2

I have this matrix A:

| 1 0 0 0 |
| 1 1 0 0 |
| 1 2 1 0 |
| 2 3 2 1 |

If I multiply the first row with (-1), and add it up to the second row, we have the matrix B:

| 1 0 0 0 |
| 0 1 0 0 |
| 1 2 1 0 |
| 2 3 2 1 |

And E is an unknown matrix where:

E*A = B

What is the value of the matrix E?

Basically, I'm trying to figure out the matrix which is equivalent to a computation in a matrix. I know that an option is to compute the inverse of A. However, I'm looking for a solution without inverse (as it's in the original problem I provided in the link below).
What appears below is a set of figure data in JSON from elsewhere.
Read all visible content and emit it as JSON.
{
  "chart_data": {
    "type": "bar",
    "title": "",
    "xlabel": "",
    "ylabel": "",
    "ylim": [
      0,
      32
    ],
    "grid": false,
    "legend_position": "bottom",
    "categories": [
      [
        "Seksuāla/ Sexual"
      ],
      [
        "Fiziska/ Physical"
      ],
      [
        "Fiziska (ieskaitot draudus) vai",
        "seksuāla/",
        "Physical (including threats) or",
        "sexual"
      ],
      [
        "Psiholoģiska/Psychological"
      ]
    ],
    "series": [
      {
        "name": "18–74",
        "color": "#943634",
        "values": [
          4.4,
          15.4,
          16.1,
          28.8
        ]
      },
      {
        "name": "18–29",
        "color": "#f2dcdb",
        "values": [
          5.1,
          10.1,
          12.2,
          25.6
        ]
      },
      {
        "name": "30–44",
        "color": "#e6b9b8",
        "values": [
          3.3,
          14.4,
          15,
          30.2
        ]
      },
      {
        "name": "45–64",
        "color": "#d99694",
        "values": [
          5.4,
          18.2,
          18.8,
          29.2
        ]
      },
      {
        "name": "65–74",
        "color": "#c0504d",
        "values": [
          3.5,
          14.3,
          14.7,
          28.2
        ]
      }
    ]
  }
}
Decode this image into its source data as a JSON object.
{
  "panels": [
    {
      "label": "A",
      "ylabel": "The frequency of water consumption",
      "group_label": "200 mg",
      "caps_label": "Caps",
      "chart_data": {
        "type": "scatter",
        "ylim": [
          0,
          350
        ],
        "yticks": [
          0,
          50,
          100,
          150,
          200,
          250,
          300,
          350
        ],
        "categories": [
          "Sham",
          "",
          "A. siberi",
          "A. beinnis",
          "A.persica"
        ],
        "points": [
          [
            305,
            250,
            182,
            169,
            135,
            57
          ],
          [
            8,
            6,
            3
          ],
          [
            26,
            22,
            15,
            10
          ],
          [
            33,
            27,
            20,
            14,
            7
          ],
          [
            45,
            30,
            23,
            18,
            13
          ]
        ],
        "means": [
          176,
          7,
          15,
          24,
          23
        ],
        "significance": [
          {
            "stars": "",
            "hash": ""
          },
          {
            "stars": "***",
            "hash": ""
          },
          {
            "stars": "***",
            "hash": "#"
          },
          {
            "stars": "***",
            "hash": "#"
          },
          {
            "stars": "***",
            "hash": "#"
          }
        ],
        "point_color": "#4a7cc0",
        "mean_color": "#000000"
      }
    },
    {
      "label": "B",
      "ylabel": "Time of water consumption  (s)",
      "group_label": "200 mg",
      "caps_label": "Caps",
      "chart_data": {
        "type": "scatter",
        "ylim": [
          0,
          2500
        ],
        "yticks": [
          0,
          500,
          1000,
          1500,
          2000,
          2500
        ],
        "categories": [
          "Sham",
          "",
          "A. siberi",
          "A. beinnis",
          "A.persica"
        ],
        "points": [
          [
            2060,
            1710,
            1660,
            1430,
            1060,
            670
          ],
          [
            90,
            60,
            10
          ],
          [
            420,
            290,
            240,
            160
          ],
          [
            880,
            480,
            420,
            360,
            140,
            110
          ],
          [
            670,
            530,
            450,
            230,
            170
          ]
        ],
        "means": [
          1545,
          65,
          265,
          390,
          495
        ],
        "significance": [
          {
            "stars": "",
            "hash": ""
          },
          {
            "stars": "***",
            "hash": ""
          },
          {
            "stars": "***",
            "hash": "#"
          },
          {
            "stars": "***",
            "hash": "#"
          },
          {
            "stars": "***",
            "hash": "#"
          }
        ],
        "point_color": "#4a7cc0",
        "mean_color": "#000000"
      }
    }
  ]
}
Originally this is the problem 2.2 from Algebra MIT OCW 18.06SC but simplified, as I'm struggling with this precise step.

Chris
  • 181
  • 4
  • 3
    Perform the same exact row operation on $I_{4\times 4}$ to get $E$ – Matthew H. Feb 01 '21 at 02:01
  • Each elementary row operation is represented by an elementary matrix. Have a look, see if you can figure out what $E$ is in this case. If you want to find the matrix representing multiple row operations, you can write out each elementary matrix and multiply all of them, or just do what Matthew suggests and perform the row operations on $I$. – Kyan Cheung Feb 01 '21 at 02:25

1 Answers1

1

Try to convince yourself of the following by looking at the matrix multiplication formaula:

Let $E, A$ and $B$ be $n \times n$ matrices such that $ E A =B$. Let $\{E_{ik}\}_{k=1}^n$ the $i$th row elements of $E$ and let $A_k$ denote the rows of $A.$ (Note that $A_k$ is a $1\times n$ matrix). Then the $k$th row of B is given by $$ \sum_{k=1}^n E_{ik}A_k.$$ In your example:

$\begin{pmatrix} 1&&&\\ -1&1&&\\ &&1\\ &&&1\\ \end{pmatrix} \begin{pmatrix} 1& 0&0&0 \\ 1 &1 &0& 0 \\ 1 &2 &1& 0\\ 2 &3&2&1\ \end{pmatrix} =\begin{pmatrix} 1 & 0&0&0 \\ 0 &1 &0& 0 \\ 1 &2 &1& 0\\ 2 &3&2&1 \end{pmatrix}$

The second row of $B$ is given by minus one times first row of $E$ plus one times the second row of $E$ plus $0$ times the third row etc.